SCSI publishes Annual Property Report 2012




Wednesday: The average prices of family homes in Dublin stabilised and marginally increased in 2012 while there were further declines in house prices around the rest of the country, albeit at a slower pace than 2011, according to the Society of Chartered Surveyors Ireland (SCSI) annual survey of its estate agent members.

Residential Property – Lack of availability of family homes remains a key issue

The SCSI Annual Property Survey suggests that average prices of second-hand three and four bedroom semi-detached family homes in Dublin increased by 2.7% and 1.1% respectively in 2012, compared to declines of 12.6% and 13.6% in 2011.

  • In Leinster, the average price of a second-hand 3-bedroom semi detached house declined by 7.7%. This compared with a 16.8% decline in 2011.
  • In Munster, the average price of a second-hand 3-bedroom semi detached house declined by 7.6%. This compared with a 9.3% decline in 2011
  • In Connacht, the average price of a second-hand 3-bedroom semi detached house declined by 7.1%. This compared with a 15.2% decline in 2011.

The SCSI said that the Mortgage Interest Relief (MIR) deadline stimulated demand in the final quarter of the year and that a lack of supply of family-type homes, particularly in Dublin, led to modest price increases in certain areas.

Roland O’Connell, President of the Society of Chartered Surveyors Ireland said the figures showed that Ireland in 2013 was no longer dealing with a property crisis, but the legacy of that crisis.

“How we deal with the legacy issues under our control will have a major bearing on the future of the property market in this country.  2012 was very much a year of transition with increasing levels of both commercial and residential transactional and rental activity being experienced by a growing number of agents in different sectors.

The lack of uniformity in property values and the emergence of ‘micro markets’ – suggests that there will not be a single point at which the market hits the floor and recovery begins.

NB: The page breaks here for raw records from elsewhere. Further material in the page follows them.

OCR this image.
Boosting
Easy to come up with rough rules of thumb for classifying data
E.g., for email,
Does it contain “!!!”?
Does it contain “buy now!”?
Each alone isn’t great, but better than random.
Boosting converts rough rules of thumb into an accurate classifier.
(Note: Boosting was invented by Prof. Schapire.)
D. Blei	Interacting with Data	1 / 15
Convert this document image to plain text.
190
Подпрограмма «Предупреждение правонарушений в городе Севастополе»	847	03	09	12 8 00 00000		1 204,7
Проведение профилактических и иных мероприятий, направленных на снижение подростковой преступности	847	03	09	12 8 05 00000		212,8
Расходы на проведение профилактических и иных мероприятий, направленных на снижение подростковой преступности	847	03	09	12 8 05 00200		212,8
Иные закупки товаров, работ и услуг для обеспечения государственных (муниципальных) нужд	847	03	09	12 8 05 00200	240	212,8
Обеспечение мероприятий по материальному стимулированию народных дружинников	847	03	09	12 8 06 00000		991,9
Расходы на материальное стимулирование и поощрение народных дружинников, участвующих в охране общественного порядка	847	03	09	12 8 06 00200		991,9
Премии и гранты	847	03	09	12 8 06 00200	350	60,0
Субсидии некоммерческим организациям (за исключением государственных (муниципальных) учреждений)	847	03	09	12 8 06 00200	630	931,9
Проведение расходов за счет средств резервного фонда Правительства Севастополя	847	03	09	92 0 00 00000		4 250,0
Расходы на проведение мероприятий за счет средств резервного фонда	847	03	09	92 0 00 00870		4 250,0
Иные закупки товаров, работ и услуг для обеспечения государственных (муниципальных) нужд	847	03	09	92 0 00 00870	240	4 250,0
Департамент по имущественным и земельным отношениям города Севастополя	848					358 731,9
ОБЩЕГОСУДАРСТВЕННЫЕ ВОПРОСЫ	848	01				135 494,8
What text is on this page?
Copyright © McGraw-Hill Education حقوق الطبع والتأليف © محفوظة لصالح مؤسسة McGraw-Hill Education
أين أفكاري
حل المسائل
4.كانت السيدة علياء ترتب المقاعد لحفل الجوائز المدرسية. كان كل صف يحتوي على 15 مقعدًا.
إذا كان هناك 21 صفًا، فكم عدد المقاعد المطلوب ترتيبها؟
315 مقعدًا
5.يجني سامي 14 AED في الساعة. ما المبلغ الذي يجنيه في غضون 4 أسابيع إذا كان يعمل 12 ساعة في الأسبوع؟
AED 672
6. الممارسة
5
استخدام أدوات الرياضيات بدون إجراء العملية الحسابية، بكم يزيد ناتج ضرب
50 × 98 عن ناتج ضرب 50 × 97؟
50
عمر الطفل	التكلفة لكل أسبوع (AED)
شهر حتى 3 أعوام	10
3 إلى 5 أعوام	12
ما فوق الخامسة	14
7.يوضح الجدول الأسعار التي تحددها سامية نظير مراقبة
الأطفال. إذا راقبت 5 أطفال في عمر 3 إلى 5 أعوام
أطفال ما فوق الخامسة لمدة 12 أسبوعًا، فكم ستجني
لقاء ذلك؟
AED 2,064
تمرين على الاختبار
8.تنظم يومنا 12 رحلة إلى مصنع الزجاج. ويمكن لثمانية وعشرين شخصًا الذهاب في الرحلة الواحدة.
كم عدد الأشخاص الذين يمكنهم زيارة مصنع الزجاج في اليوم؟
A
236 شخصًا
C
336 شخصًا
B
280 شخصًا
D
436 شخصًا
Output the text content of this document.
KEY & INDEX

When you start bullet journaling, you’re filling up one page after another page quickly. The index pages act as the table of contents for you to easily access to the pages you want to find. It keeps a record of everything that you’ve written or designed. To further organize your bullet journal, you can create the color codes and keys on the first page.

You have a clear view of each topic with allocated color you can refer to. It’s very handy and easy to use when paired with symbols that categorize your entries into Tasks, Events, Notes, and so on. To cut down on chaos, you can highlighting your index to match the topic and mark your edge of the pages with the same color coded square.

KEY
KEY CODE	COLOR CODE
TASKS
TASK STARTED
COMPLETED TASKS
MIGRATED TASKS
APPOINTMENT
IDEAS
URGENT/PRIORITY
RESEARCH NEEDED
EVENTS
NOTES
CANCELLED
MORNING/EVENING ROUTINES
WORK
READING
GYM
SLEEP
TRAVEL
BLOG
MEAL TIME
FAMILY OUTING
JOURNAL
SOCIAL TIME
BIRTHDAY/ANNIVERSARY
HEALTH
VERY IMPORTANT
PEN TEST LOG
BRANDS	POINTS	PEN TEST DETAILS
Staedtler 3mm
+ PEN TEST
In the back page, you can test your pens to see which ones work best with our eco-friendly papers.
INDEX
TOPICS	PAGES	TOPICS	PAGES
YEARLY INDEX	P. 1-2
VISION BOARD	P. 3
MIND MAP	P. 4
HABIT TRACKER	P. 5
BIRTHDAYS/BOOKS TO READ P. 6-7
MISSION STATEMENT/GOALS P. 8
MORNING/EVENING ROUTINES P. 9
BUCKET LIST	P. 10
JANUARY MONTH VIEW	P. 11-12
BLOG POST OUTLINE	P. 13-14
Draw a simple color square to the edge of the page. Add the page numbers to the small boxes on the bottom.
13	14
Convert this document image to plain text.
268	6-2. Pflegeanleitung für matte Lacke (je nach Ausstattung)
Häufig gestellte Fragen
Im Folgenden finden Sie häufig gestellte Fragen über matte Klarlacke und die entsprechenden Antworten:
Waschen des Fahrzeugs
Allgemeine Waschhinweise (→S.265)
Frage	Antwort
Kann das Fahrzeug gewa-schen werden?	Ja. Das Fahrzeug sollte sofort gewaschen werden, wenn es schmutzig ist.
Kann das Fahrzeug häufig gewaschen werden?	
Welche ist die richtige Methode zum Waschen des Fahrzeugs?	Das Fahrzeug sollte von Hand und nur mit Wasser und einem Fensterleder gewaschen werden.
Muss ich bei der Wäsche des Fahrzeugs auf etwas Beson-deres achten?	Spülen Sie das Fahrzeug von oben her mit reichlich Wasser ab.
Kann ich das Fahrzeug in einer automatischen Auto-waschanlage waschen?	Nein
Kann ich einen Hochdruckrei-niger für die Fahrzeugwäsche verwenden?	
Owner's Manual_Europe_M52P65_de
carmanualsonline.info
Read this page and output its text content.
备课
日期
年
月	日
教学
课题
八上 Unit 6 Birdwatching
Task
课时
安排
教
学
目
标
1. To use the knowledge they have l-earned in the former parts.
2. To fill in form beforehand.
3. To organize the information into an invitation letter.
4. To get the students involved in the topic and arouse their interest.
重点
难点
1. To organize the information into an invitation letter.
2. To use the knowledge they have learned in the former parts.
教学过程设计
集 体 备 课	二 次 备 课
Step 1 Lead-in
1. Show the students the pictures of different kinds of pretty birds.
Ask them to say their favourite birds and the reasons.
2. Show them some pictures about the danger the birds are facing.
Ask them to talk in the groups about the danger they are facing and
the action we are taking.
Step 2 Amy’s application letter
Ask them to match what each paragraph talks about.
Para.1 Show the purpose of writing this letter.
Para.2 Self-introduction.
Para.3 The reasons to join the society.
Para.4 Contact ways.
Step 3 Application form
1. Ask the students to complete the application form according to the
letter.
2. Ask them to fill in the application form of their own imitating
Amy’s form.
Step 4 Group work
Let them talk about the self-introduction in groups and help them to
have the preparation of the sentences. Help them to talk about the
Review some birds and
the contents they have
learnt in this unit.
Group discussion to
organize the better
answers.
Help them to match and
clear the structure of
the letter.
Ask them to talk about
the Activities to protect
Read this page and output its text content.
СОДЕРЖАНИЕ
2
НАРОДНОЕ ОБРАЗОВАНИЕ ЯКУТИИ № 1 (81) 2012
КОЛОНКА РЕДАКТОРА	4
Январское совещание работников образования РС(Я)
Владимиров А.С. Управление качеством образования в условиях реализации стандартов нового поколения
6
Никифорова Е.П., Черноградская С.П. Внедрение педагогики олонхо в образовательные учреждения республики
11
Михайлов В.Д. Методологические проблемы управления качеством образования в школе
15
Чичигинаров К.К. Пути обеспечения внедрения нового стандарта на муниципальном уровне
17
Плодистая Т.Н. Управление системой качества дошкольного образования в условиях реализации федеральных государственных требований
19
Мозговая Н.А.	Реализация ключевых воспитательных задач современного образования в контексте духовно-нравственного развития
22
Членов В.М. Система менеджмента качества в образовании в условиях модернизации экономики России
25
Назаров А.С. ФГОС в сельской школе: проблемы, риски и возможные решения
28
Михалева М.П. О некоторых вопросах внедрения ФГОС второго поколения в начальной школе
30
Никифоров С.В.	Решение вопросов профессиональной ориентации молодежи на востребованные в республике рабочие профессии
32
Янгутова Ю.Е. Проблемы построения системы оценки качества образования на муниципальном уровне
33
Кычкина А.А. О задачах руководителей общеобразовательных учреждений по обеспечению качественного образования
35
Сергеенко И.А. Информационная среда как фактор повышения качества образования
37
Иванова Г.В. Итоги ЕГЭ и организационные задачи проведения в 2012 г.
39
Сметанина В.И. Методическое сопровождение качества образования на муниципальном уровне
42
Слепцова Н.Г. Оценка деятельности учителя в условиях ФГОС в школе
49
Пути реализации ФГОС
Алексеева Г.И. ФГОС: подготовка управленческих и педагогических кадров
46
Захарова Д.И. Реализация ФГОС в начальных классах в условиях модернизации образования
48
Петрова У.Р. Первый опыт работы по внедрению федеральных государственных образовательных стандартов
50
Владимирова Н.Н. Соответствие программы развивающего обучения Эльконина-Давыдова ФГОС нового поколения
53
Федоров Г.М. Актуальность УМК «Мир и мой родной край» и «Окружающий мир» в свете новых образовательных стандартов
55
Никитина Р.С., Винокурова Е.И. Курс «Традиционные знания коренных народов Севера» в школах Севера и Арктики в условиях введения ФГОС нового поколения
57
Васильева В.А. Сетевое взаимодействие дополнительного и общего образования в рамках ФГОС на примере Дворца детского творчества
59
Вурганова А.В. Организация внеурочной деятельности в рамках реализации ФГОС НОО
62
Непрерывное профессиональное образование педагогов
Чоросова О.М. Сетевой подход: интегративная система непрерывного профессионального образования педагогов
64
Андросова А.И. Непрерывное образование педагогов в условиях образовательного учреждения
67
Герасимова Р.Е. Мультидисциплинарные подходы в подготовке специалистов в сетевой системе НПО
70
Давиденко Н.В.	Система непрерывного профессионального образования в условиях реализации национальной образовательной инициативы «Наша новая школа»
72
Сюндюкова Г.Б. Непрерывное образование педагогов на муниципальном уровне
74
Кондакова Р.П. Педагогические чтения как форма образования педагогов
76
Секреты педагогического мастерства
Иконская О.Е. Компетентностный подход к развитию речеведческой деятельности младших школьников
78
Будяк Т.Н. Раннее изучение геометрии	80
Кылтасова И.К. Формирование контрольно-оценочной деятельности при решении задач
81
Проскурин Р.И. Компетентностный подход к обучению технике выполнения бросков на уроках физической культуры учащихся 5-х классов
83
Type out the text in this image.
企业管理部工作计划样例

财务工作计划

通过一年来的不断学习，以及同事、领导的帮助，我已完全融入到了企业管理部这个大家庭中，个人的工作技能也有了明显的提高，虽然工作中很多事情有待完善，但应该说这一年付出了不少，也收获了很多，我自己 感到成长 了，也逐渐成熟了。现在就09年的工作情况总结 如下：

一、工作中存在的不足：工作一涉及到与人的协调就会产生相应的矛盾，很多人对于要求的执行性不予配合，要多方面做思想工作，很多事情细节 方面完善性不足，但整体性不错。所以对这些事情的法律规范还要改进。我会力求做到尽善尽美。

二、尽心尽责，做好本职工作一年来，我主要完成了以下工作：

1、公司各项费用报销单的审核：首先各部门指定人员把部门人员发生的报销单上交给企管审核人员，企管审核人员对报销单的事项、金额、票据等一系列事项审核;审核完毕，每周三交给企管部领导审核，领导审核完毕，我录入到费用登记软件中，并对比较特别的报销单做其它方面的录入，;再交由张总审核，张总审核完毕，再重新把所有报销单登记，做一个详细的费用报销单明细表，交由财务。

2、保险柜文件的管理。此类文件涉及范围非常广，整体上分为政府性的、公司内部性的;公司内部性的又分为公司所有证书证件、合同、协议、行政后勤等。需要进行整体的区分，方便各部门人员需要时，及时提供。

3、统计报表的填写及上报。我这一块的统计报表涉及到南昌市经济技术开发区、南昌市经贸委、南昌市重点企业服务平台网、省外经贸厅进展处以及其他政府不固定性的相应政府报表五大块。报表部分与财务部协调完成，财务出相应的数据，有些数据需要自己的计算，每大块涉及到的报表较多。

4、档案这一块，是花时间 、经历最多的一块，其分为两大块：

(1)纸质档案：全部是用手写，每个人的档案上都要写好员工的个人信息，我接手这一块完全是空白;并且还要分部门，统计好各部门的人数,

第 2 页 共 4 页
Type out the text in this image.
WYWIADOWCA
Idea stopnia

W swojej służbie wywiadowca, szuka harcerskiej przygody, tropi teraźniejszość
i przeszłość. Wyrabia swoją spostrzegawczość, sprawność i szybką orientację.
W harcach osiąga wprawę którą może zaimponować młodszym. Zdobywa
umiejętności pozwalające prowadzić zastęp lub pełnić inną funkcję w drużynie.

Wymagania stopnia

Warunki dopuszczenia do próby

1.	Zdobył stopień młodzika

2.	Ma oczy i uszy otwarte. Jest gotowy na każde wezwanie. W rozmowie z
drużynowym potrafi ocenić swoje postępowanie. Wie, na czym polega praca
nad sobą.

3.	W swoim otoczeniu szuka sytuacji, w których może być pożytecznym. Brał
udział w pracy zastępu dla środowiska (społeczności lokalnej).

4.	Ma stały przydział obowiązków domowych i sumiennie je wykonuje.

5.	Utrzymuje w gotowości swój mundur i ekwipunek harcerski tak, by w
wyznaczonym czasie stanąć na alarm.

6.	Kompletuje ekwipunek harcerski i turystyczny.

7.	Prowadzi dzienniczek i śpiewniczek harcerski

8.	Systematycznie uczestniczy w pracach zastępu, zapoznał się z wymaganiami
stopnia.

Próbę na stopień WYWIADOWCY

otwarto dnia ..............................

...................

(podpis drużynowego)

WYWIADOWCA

Rather different types of property in different regions will experience variations in peak-to-trough prices and will recover at different times” O’Connell said.

O’Connell pointed out that increased demand in 2012 from people wishing to move from rented accommodation to purchase family homes and a shortage of suitable property in some urban areas led to price stabilisation and even modest increases in some of these ‘micro-markets’.

“However, the situation around the country is less certain. While the rate of decline has slowed, values continued to drop and it remains to be seen if there will be a stabilisation later in 2013 and what effect the Local Property Tax (LPT) will have on property values” he said.

The SCSI survey also suggested that there continued to be strong levels of activity in the residential rental market in 2012 with rents increasing by an average of 1.3% nationally and 3% in Dublin.

“Family homes are in demand for rental, tenancies are typically lasting longer and a new trend whereby people are renting out their home and renting another property, either a larger home or closer to workplaces is emerging” O’Connell said.

Commercial Property

According to the SCSI/IPD Index, 2012 was the first year of positive returns for the Irish market since 2007. However, activity levels in the commercial property market were relatively low in 2012, particularly in relation to older stock in secondary locations.

  • In Dublin, rents for prime 3rd generation offices declined to €310  per sq metre in 2012 from €320 in 2011
  • In Dublin, prime city retail rents declined to €4,135 per sq metre in 2012 from €4,532 in 2011
  • In Leinster, prime city retail rents declined to €303 per sq metre in 2012 from €374 in 2011
  • In Munster, prime city retail rents declined to €907 per sq metre in 2012 from €974 in 2011
  • In Connacht, prime city retail rents increased to €1,820 per sq metre in 2012 from €1,813 in 2011

O’Connell said that while market rents experienced further declines in 2012, Foreign Direct Investment (FDI) companies were continuing to drive demand.

He also said that the lack of supply of new prime stock and the availability of finance remain the key issues in terms of a broader stabilisation in the commercial market.

“We hope that more suitable property will be brought to the market and welcome the possibility of the potential  introduction of Real Estate Investment Trusts (REITs) as a means of improving liquidity in the market”, he said.

Agricultural Land

Agricultural land performed well again in 2012 following on from strong performance in 2011. The SCSI survey suggests that the average price per acre with entitlements (up to 100 acres) was €9,768 in 2012 compared to €9,662 in 2011.

The national average for agricultural land now stands at approximately €10,000 per acre with or without entitlements.

“The agricultural land market is one of the stronger performing sectors of the property market and 2012 followed on from the high levels of activity in 2011 relative to other sectors of the property market. This was primarily driven by demand from cash-buying farmers as a result of strong food export growth”, O’Connell concluded.